Entre os primeiros pratos, um dos momentos mais marcantes é o camarão vermelho de Dénia, ícone da pesca local, transformado em lamen oriental. A massa é elaborada com o próprio camarão, resultado de uma técnica. O caldo, profundo e delicado, traduz o sabor do mar com uma clareza rara. “A cozinha é o meio pelo qual me comunico com as pessoas”, diz Dacosta. “É minha linguagem natural, como o mármore é para o escultor.”

O “pan con tomate” é feito de gordura e proteína, para se comer com garfo / Por: Cecília Padilha @yeswecook

Essa visão acompanha toda a sua trajetória. Autodidata, o chef começou lavando pratos em um pequeno restaurante. Foi nos livros que encontrou sua formação — Michel Guérard, Joël Robuchon, a nouvelle cuisine francesa —, mas também nas pessoas e nos ingredientes à sua volta. “Nunca pensei em ser um cozinheiro artístico”, afirma. “Mas entendi que minha forma de aprender o ofício tinha uma dimensão criativa.”

Nos anos 2000, quando pouco se falava em alta gastronomia fora dos grandes centros espanhóis, Dacosta colocou Dénia no mapa culinário europeu. Sua proposta de uma “cozinha de autor enraizada em seu entorno” unia vanguarda técnica e memória local, antecipando debates sobre origem, sustentabilidade e identidade que só anos depois ganhariam força no mundo todo.

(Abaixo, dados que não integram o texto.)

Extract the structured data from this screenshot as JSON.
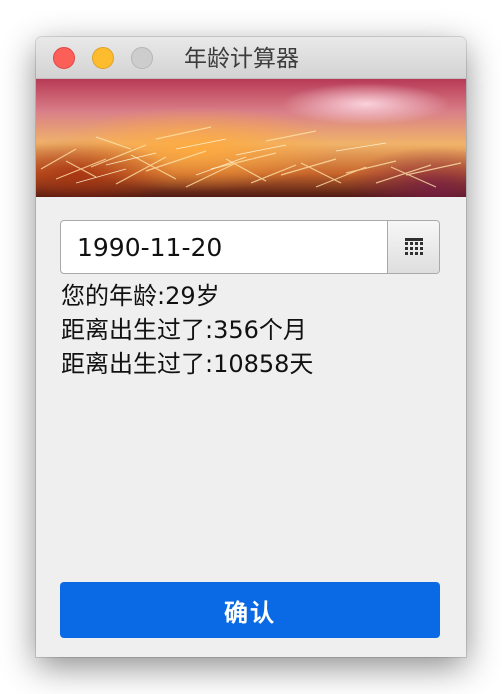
{
  "window": {
    "title": "年龄计算器"
  },
  "date_picker": {
    "value": "1990-11-20",
    "icon": "calendar-icon"
  },
  "results": {
    "age": "您的年龄:29岁",
    "months": "距离出生过了:356个月",
    "days": "距离出生过了:10858天"
  },
  "confirm_button": {
    "label": "确认"
  },
  "colors": {
    "accent": "#0a6ae6",
    "close": "#fc5f57",
    "minimize": "#fdbc2e",
    "zoom": "#cdcdcd"
  }
}
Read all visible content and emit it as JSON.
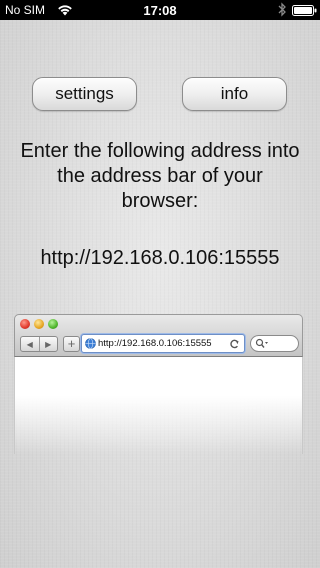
{
  "status_bar": {
    "carrier": "No SIM",
    "time": "17:08"
  },
  "buttons": {
    "settings": "settings",
    "info": "info"
  },
  "instructions": "Enter the following address into the address bar of your browser:",
  "server_address": "http://192.168.0.106:15555",
  "browser_mockup": {
    "url": "http://192.168.0.106:15555",
    "back_symbol": "◀",
    "forward_symbol": "▶",
    "add_symbol": "+"
  },
  "colors": {
    "status_bar_bg": "#000000",
    "url_focus": "#6e8fc6"
  }
}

Delicadeza e sabores que surpreendem a cada garfada / Por: Cecília Padilha @yeswecook

Um dos pratos mais emblemáticos atuais é o atum curado por um ano em câmara de sal, com textura semelhante à do jamón e uma camada de gordura translúcida que derrete na boca. O ouriço-do-mar, colhido em áreas autorizadas da costa, é servido em contraste com ouriços japoneses — um diálogo entre mares e técnicas. Já a fideuá da montanha, feita com porco e cogumelos enoki, surpreende pelo sabor terroso e apresentação minimalista, reinterpretando o clássico valenciano.

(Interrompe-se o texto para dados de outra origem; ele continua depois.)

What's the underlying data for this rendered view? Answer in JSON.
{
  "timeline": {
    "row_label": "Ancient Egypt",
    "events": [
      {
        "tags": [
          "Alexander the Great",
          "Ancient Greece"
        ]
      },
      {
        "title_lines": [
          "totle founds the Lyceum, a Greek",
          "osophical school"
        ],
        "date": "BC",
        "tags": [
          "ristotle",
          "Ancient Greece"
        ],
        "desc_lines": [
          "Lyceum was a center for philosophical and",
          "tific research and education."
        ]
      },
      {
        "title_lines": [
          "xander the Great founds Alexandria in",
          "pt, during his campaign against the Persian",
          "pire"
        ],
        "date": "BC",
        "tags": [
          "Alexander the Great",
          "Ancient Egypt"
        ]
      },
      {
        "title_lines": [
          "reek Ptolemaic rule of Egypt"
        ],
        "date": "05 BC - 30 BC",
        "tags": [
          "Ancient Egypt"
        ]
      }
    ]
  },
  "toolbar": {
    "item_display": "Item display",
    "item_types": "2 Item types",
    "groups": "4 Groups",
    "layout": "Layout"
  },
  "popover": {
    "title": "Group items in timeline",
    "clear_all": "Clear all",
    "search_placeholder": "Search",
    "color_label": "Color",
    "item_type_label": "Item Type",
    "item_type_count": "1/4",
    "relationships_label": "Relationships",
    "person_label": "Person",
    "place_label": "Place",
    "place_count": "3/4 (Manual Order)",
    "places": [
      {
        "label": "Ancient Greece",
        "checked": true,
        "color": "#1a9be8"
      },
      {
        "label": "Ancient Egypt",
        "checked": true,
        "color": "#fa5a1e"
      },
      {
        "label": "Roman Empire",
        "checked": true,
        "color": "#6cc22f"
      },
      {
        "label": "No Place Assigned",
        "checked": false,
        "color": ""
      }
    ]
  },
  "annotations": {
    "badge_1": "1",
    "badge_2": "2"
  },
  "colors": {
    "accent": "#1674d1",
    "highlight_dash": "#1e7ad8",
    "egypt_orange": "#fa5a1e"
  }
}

Em determinado momento da refeição, o cliente é convidado a retirar um trevo de quatro folhas, que esconde um snack premiado — um gesto poético que mistura acaso e descoberta. Em outro, o camarão é servido inteiro, para ser degustado com as mãos, acompanhado de um consomê aromatizado com rosas.

O interior do restaurante é também parte dessa experiência. Obras de arte contemporâneas se misturam a uma arquitetura limpa, e a cozinha envidraçada, visível ao fundo, atua como palco de um espetáculo minucioso. A harmonização segue a mesma lógica: vinhos regionais feitos com uvas autóctones convivem com um Riesling da Alsácia, um Champagne vintage e até um Cabernet Sauvignon argentino. O objetivo, segundo o chef, é criar “a emoção perfeita entre o prato e o copo”, mais do que exibir rótulos. E fala com serenidade sobre o que considera essencial: a autenticidade e a arte. “O produto local é a base de tudo”, diz. “Sem ele, não há verdade na cozinha.” E completa: “Cozinhar é uma forma de comunicação. O que busco é conexão.”

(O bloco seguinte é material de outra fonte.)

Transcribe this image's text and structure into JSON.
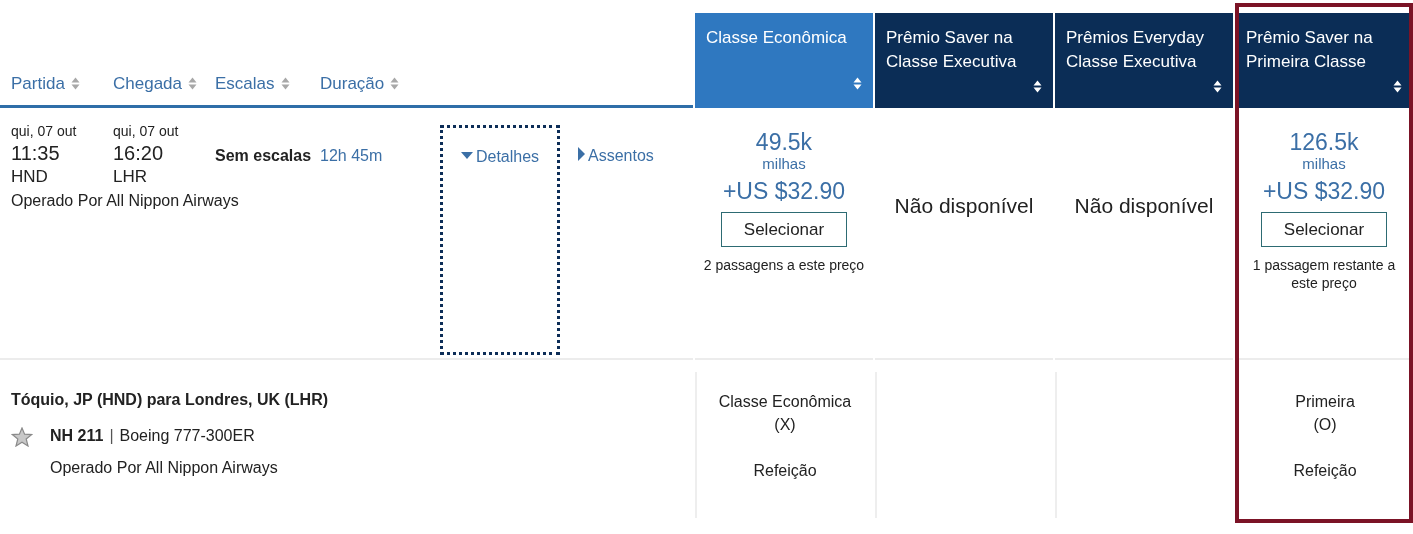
{
  "sort_headers": [
    {
      "label": "Partida"
    },
    {
      "label": "Chegada"
    },
    {
      "label": "Escalas"
    },
    {
      "label": "Duração"
    }
  ],
  "fare_columns": [
    {
      "title": "Classe Econômica",
      "selected": true,
      "highlighted": false
    },
    {
      "title": "Prêmio Saver na Classe Executiva",
      "selected": false,
      "highlighted": false
    },
    {
      "title": "Prêmios Everyday Classe Executiva",
      "selected": false,
      "highlighted": false
    },
    {
      "title": "Prêmio Saver na Primeira Classe",
      "selected": false,
      "highlighted": true
    }
  ],
  "flight": {
    "departure": {
      "date": "qui, 07 out",
      "time": "11:35",
      "airport": "HND"
    },
    "arrival": {
      "date": "qui, 07 out",
      "time": "16:20",
      "airport": "LHR"
    },
    "stops": "Sem escalas",
    "duration": "12h 45m",
    "operated_by": "Operado Por All Nippon Airways",
    "links": [
      {
        "label": "Detalhes",
        "expanded": true
      },
      {
        "label": "Assentos",
        "expanded": false
      }
    ],
    "fares": [
      {
        "kind": "price",
        "miles": "49.5k",
        "miles_unit": "milhas",
        "taxes": "+US $32.90",
        "button": "Selecionar",
        "note": "2 passagens a este preço"
      },
      {
        "kind": "unavailable",
        "text": "Não disponível"
      },
      {
        "kind": "unavailable",
        "text": "Não disponível"
      },
      {
        "kind": "price",
        "miles": "126.5k",
        "miles_unit": "milhas",
        "taxes": "+US $32.90",
        "button": "Selecionar",
        "note": "1 passagem restante a este preço"
      }
    ]
  },
  "segment": {
    "route": "Tóquio, JP (HND) para Londres, UK (LHR)",
    "flight_number": "NH 211",
    "separator": "|",
    "aircraft": "Boeing 777-300ER",
    "operated_by": "Operado Por All Nippon Airways",
    "cabins": [
      {
        "kind": "cabin",
        "cabin": "Classe Econômica",
        "code": "(X)",
        "meal": "Refeição"
      },
      {
        "kind": "empty"
      },
      {
        "kind": "empty"
      },
      {
        "kind": "cabin",
        "cabin": "Primeira",
        "code": "(O)",
        "meal": "Refeição"
      }
    ]
  }
}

Essa dimensão artística — que ele descreve como “a oitava arte” — surge não como pretensão, mas como expressão natural de um pensamento que ultrapassa o ato de cozinhar. “A dança, a música, a arquitetura e o cinema abraçam a gastronomia”, diz. “Eles nos permitem sentar à mesa como parte desse mesmo diálogo.”

A área externa, repleta de obras contemporâneas, prepara o comensal para a experiência que está por vir / Por: Cecília Padilha @yeswecook

Mais de trinta e cinco anos depois de entrar pela primeira vez em uma cozinha, Quique Dacosta mantém o mesmo olhar inquieto e experimental. Cada temporada do restaurante é concebida como uma nova coleção, com começo, meio e fim, e nunca se repete. O menu atual, “Por amor al arte”, propõe um diálogo entre disciplinas criativas e ingredientes locais, reafirmando a cozinha como uma forma de pensamento.

Com o tempo, seu discurso ganhou a serenidade de quem entende a profundidade do próprio ofício. “O reconhecimento é importante, claro”, admite. “Mas o essencial é seguir sendo interessante para meus colegas e para o cliente. Criatividade é responsabilidade.”

A poucos metros do mar, o cozinheiro transforma técnica em poesia. Seus pratos não buscam apenas deslumbrar — buscam tocar. E quando isso acontece, percebe-se que sua cozinha não fala apenas de ingredientes, mas de recordações, cultura e emoção. Um banquete de ideias e sensações, feito à beira do Mediterrâneo, que segue inspirando e gerando memórias em quem passa por lá.